NBA2K12: Ending the Debate

NBA2K12, the latest entry in 2K Sports' long-running basketball franchise, hits store shelves today, and it's as slick and smooth-playing as befits a 21st-century sports juggernaut - and with the upcoming NBA season in some doubt, it's a good thing it mimics the real thing so closely. Maybe you won't be getting any NBA Today updates (and real-world rookies won't be appearing until the sport resolves its labor trouble), but the latest NBA2K looks back to the sport's golden years to give you a whole lot more.

The artists and designers took care to get all of the details right, and I mean all - they went so far as to make player tattoos recognizable. Especially when contemporary players are onscreen, aside from the telltale digitally rendered hair (Dirk Nowitzki's mane seems to have posed a particular challenge), you'll swear at times you're watching a live broadcast. All of the circus around contemporary sports is here; the draft, interviews, press conferences, product endorsements and signature footwear, courtside advertising, color commentary - it's downright ridiculous. And of course the game's Facebook page is more informative than the publisher's site.

Gameplay is as impressive as it's been in previous iterations, with a new set of streamlined menus and playcalling, and an AI that really does feel like it's playing against you, whether on offense or defense. You can't just run the ball up the court and hope for success - developers Visual Concepts have done a fine, fine job here.

But the real excitement, at least so far as I'm concerned, is the "NBA's Greatest" mode, which is so elaborate enough that it's almost a game in itself (it expands significantly on the classic teams) and it's where the careful attention to period-correct look and feel really pays off.

The mode includes full rosters of some of the greatest squads in basketball history, from the 1964-5 Lakers and Celtics, on through to the 1997-8 Chicago Bulls. The idea is that by pitting historical teams against each other and against today's teams, you'll be able to "end the debate" about who the greatest players and lineups of all time really were.

Of course, you may not be all that interested in debates - but even if you find such hypothetical questions better addressed by rotisserie basketball, the aesthetic presentation of the classic game may well be enough to keep you coming back for more.

While the presentation of contemporary games in NBA2K12 mimics today's broadcast approach, with multiple cameras in every conceivable position tracking players' every gesture and slow motion, multi-angle, highlight-film-ready replays available for very move, Visual Concepts went so far as to replicate period photography and camera moves for the historical gameplay. Not only, for example are the mid-1960s games presented in black-and-white, but the camera's more or less static throughout; a wide shot from the rafters takes in full-court play. The scorers sit at unadorned card tables, and there's nary a piece of advertising visible in the arena. Even the audio track has been bandpass filtered to replicate period broadcasting - and the commentary is a veritable hoops history lesson, full of thousands of tidbits on the players and lore of the game.
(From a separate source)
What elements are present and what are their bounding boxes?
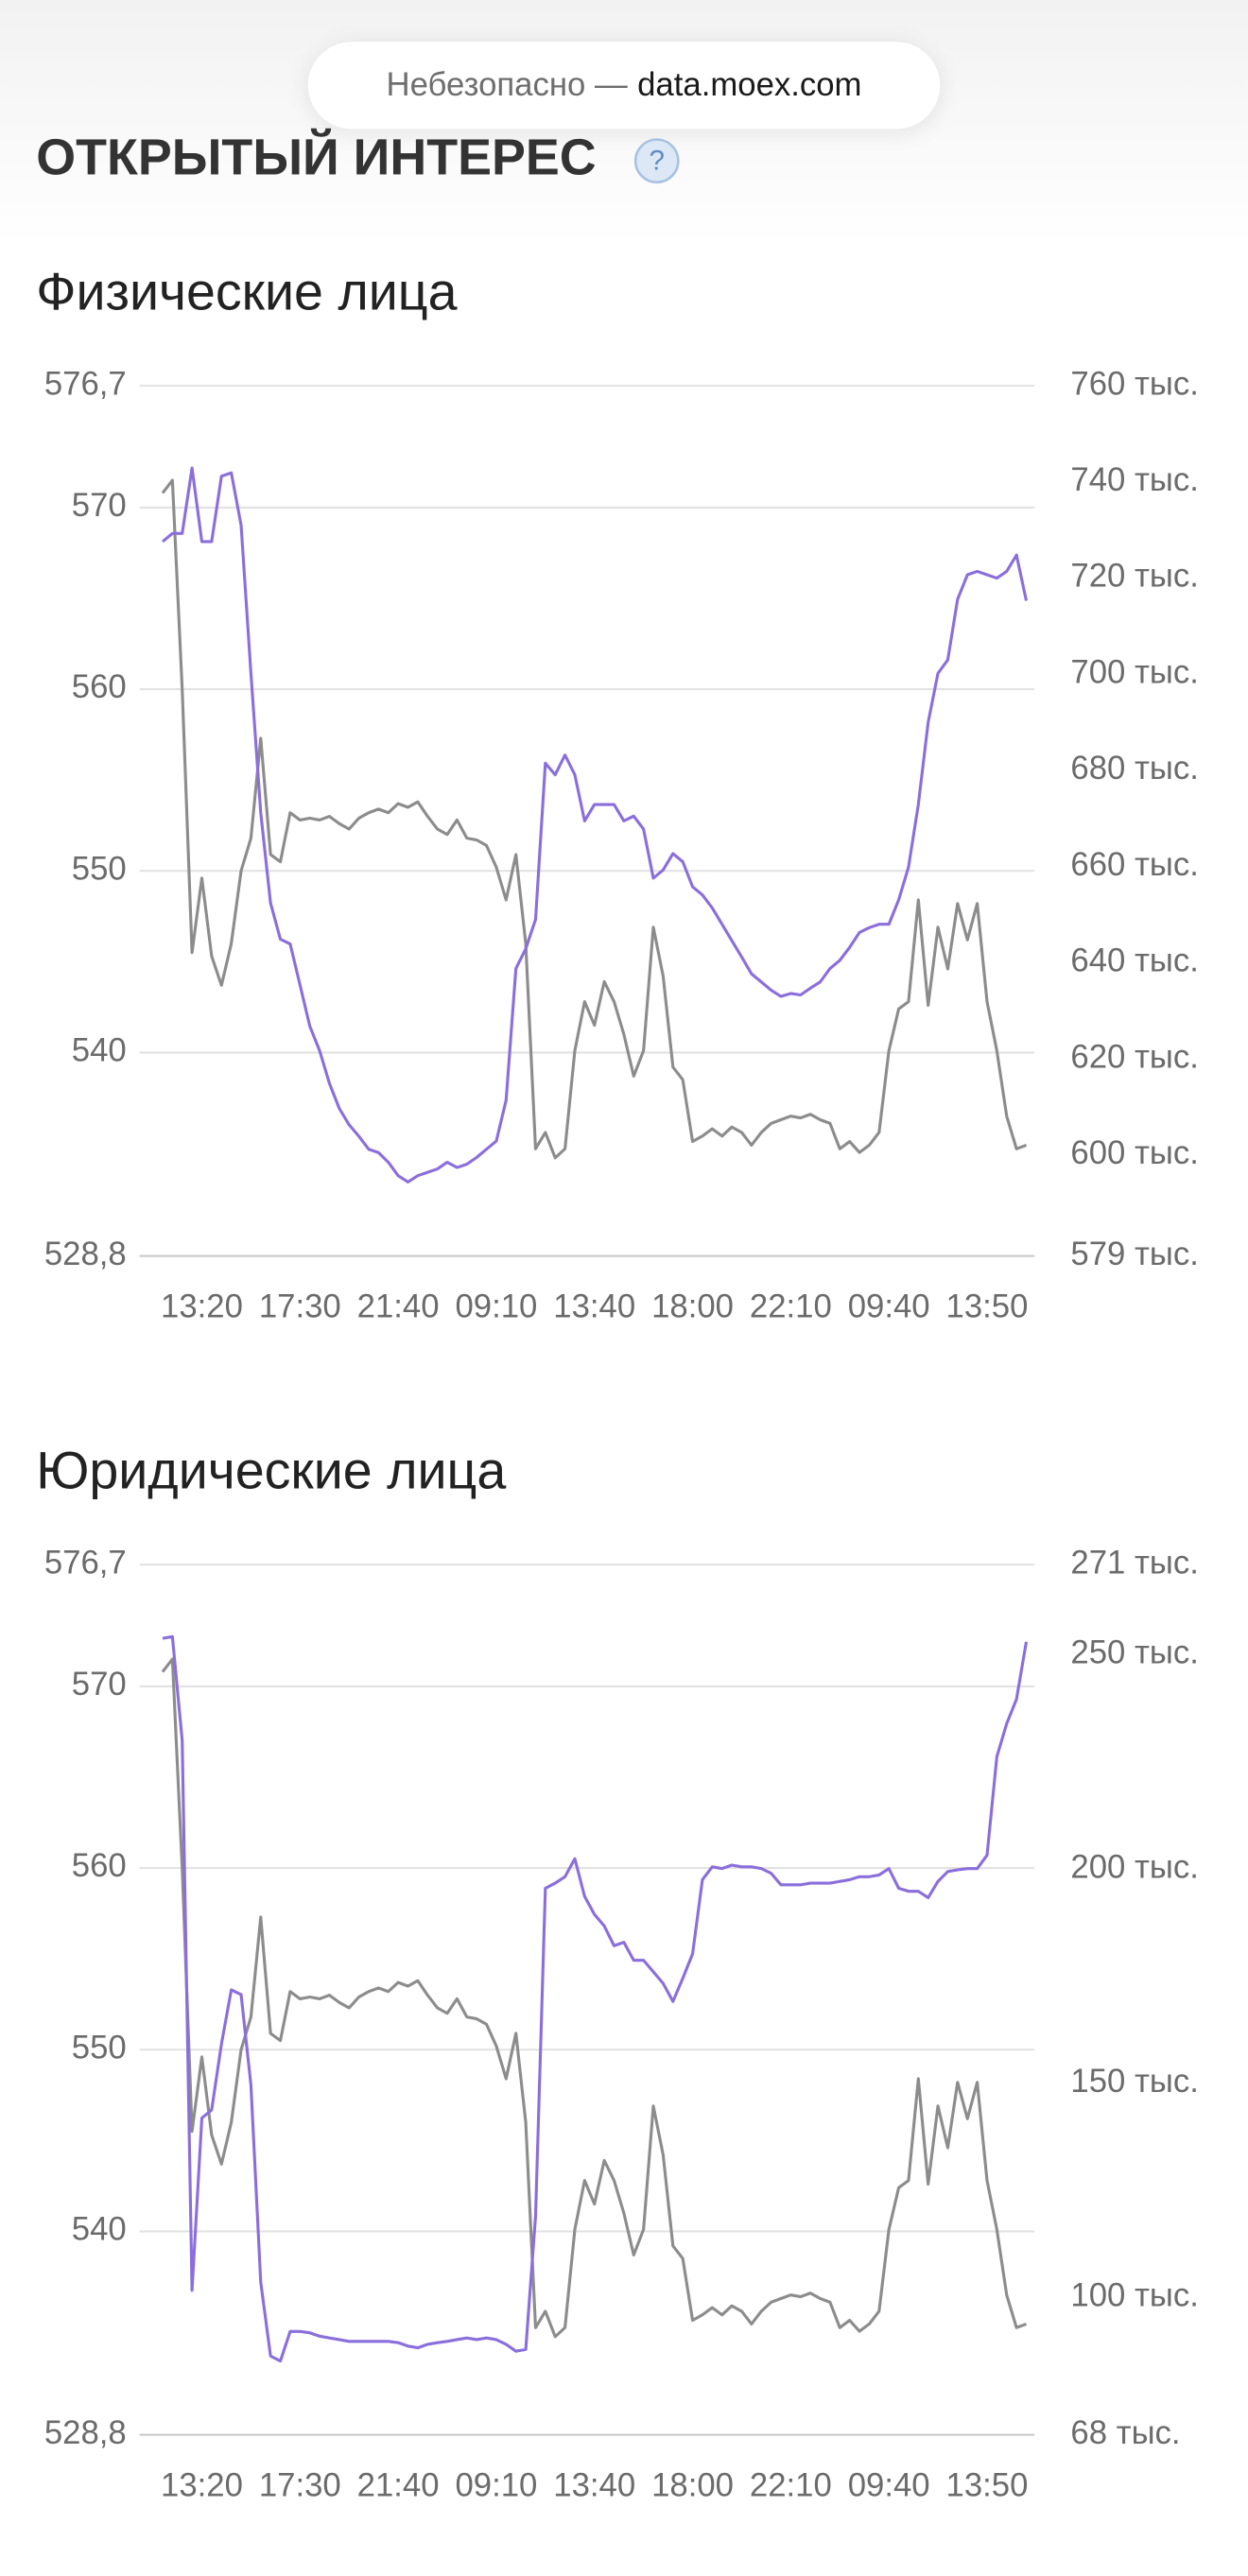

As you play through the last half-century of classic basketball, you'll be playing through the history of sports broadcasting, and the sport's transformation from a niche pursuit to a mass-market juggernaut over the course of the '80s. Color comes into play, more cameras (and more mobile cameras) are added, statistics overlays, wipes and animated effects make their way into the '90s game, as advertising eventually fills every available suface. The color commentary keeps pace with it all - it's hard to imagine the hundreds of hours of recording that went into creating enough content to keep the patter believable and apparently free of repetition.

If you've ever wanted to be Magic Johnson, or Larry Bird, or Michael Jordan, or Elgin Baylor or John Havlicek for that matter – now you've got your chance. And it'll look and sound just like you remember.